EDEB Semineri: “Random matrices and our recent results”, Dr. Esra Almas, 17.00 30 Mart (EN)

“The Poetics of Space and Memory in Sâmiha Ayverdi’s İbrahim Efendi Konağı”
by Dr. Esra Almas
Tuesday, March 30 2021, 5 pm

This is an online seminar. To request the event link, please send a message to department.

Abstract:
A prominent and prolific writer, an influential public speaker, and a female Sufi leader who actively took part in the cultural life of the Republic, Sâmiha Ayverdi (1905-1993) was an exceptional figure whose life spanned the fraught transition from the Ottoman Empire to the Turkish Republic. A major theme in her work is Istanbul, the seat of the Empire and its lost civilization, which allowed her to blend her family history with her Sufi training and explore the many facets of loss and longing. Ayverdi’s most popular work, İbrahim Efendi Konağı, (The Mansion of İbrahim Efendi, 1964), a family saga of epic proportions of the house of İbrahim Effendi, president of the Treasury Commission during the final years of the Empire, addresses these concerns on an intimate level. Starting with the meticulous accounts of the everyday household practices of her aristocratic ancestors, the narrative proceeds as an account of how personal greed and petty rivalries destroyed the family fortune, echoing the collapse of the Empire. A family history, an ode to a lost civilization, and a praise of Sufism, The Mansion conjoins multiple lines of experience. This talk traces Ayverdi’s artful account of everyday practices and household rhythms to explore the links between the poetics of space and memory within the tradition of Istanbul’s literary cityscape.

Bio:
Esra Almas is an Assistant Professor of English Literature at Istanbul Sehir University. She completed her PhD in the Amsterdam School for Cultural Analysis at the University of Amsterdam, on Istanbul’s literary cityscape in the work of the Turkish novelist Orhan Pamuk. She has worked as a translator, moderator and organizer for PEN International, Amsterdam University Cities Project, and The Netherlands Institute in Turkey.
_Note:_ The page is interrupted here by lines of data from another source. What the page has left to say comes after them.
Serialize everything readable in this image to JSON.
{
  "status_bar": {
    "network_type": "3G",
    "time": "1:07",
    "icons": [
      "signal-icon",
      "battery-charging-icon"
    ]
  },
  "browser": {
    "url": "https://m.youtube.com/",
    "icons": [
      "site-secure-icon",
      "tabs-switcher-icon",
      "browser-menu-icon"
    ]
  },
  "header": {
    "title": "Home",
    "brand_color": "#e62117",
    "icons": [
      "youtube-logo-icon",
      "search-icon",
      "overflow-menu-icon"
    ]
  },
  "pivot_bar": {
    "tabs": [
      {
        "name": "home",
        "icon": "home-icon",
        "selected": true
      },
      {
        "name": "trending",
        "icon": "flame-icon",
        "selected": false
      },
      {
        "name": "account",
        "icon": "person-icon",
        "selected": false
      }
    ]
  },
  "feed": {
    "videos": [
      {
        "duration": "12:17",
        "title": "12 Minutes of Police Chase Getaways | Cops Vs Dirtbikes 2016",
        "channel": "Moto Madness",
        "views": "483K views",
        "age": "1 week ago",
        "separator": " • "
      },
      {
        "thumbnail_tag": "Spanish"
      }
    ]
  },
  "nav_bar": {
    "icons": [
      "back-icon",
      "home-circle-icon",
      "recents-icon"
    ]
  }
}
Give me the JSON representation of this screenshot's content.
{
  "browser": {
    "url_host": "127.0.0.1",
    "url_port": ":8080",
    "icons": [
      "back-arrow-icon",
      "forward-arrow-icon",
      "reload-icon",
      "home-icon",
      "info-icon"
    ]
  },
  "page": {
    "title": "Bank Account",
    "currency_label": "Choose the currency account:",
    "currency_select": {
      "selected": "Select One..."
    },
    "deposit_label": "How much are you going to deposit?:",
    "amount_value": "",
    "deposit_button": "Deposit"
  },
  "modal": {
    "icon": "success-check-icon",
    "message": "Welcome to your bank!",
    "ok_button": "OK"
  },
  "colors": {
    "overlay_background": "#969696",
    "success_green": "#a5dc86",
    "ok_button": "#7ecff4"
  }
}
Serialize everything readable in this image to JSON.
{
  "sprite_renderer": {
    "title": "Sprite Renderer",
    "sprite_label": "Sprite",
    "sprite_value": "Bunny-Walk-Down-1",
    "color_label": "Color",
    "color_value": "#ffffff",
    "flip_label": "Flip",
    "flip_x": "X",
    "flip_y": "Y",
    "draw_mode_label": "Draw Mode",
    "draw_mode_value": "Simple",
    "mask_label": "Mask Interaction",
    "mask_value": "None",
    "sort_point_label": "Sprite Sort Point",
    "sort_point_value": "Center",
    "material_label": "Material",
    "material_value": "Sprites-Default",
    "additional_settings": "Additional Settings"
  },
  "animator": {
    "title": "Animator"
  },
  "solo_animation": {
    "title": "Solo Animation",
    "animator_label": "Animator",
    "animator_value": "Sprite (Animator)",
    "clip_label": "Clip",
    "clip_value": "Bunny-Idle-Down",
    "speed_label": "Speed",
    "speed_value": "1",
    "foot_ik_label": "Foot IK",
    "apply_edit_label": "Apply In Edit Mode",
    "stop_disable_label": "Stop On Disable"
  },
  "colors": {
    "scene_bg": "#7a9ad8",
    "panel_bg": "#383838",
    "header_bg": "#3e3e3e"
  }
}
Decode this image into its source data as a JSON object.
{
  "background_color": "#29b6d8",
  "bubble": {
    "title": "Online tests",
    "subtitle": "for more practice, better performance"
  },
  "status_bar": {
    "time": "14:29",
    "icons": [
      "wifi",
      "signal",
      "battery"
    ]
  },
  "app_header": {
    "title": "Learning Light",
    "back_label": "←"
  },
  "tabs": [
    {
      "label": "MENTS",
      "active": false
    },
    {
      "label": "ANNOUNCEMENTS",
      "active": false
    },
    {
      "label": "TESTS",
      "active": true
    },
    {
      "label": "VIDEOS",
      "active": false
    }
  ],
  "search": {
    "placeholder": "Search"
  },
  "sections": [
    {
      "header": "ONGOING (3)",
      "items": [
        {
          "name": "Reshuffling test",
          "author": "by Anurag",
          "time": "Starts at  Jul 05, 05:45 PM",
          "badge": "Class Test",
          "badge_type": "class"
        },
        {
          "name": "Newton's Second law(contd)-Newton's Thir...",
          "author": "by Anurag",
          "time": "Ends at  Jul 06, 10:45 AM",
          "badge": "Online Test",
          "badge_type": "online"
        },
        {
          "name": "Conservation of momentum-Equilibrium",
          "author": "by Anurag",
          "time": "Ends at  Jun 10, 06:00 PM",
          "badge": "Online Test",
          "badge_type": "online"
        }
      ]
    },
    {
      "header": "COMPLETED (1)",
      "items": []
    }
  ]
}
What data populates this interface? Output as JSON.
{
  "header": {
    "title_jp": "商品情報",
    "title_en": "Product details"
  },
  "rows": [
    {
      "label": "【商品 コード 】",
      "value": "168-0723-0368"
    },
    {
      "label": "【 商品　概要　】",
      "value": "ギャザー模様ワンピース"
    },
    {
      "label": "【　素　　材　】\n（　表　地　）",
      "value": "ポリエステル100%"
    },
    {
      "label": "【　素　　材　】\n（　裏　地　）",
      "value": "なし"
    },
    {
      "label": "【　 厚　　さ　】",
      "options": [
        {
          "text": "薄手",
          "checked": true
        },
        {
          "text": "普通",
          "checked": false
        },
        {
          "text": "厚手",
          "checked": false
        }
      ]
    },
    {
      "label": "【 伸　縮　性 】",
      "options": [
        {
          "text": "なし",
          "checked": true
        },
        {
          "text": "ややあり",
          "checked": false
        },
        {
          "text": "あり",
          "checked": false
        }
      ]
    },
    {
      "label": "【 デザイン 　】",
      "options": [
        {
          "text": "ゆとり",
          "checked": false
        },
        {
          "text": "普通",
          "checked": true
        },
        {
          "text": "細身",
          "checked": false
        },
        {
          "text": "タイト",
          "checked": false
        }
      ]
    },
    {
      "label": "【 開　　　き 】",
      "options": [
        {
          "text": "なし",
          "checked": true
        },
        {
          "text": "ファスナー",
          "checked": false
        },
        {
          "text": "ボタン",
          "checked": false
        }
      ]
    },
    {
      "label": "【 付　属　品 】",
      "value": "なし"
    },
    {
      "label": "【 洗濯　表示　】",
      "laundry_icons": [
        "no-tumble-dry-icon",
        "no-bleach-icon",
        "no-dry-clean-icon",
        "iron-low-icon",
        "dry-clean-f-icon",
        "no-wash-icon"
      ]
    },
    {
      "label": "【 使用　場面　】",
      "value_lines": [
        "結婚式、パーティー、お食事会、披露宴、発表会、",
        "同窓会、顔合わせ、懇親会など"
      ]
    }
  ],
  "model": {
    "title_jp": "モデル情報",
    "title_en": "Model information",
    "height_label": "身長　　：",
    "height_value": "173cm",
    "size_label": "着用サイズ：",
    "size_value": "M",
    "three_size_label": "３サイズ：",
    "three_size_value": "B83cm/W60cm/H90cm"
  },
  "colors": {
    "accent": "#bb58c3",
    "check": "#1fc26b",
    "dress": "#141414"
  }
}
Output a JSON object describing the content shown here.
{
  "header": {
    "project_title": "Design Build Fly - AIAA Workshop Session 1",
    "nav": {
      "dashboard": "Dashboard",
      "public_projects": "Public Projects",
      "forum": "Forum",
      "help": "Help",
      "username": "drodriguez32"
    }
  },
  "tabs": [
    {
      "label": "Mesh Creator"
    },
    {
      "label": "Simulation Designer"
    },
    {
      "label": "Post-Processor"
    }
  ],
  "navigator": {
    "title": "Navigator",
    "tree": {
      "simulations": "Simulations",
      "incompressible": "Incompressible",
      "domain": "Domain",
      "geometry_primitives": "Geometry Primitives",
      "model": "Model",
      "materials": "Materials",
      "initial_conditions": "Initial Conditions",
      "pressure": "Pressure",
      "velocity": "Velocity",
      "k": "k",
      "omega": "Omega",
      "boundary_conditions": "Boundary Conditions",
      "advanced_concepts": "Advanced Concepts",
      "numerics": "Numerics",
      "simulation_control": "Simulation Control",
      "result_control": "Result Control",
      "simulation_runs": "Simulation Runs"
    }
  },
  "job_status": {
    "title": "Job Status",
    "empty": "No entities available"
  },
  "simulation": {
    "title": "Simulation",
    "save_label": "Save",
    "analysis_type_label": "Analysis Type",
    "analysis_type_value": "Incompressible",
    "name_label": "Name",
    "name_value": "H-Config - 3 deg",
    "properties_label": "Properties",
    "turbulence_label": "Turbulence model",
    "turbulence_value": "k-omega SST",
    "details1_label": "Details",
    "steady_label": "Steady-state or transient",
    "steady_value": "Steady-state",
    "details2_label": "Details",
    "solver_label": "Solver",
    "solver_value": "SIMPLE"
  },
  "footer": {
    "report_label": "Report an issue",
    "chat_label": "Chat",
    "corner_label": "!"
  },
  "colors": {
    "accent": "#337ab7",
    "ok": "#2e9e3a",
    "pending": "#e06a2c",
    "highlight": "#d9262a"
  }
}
She has taught at the University of Amsterdam, Leiden University, and at Şehir University and was a research fellow at the Katz Center of Advanced Judaic Studies at UPenn. Almas has published extensively on autobiographical narratives on Istanbul’s modernist literary cityscape, melancholy and exile. Her current research focuses on the intersections of diaspora, memory studies, and minor literatures.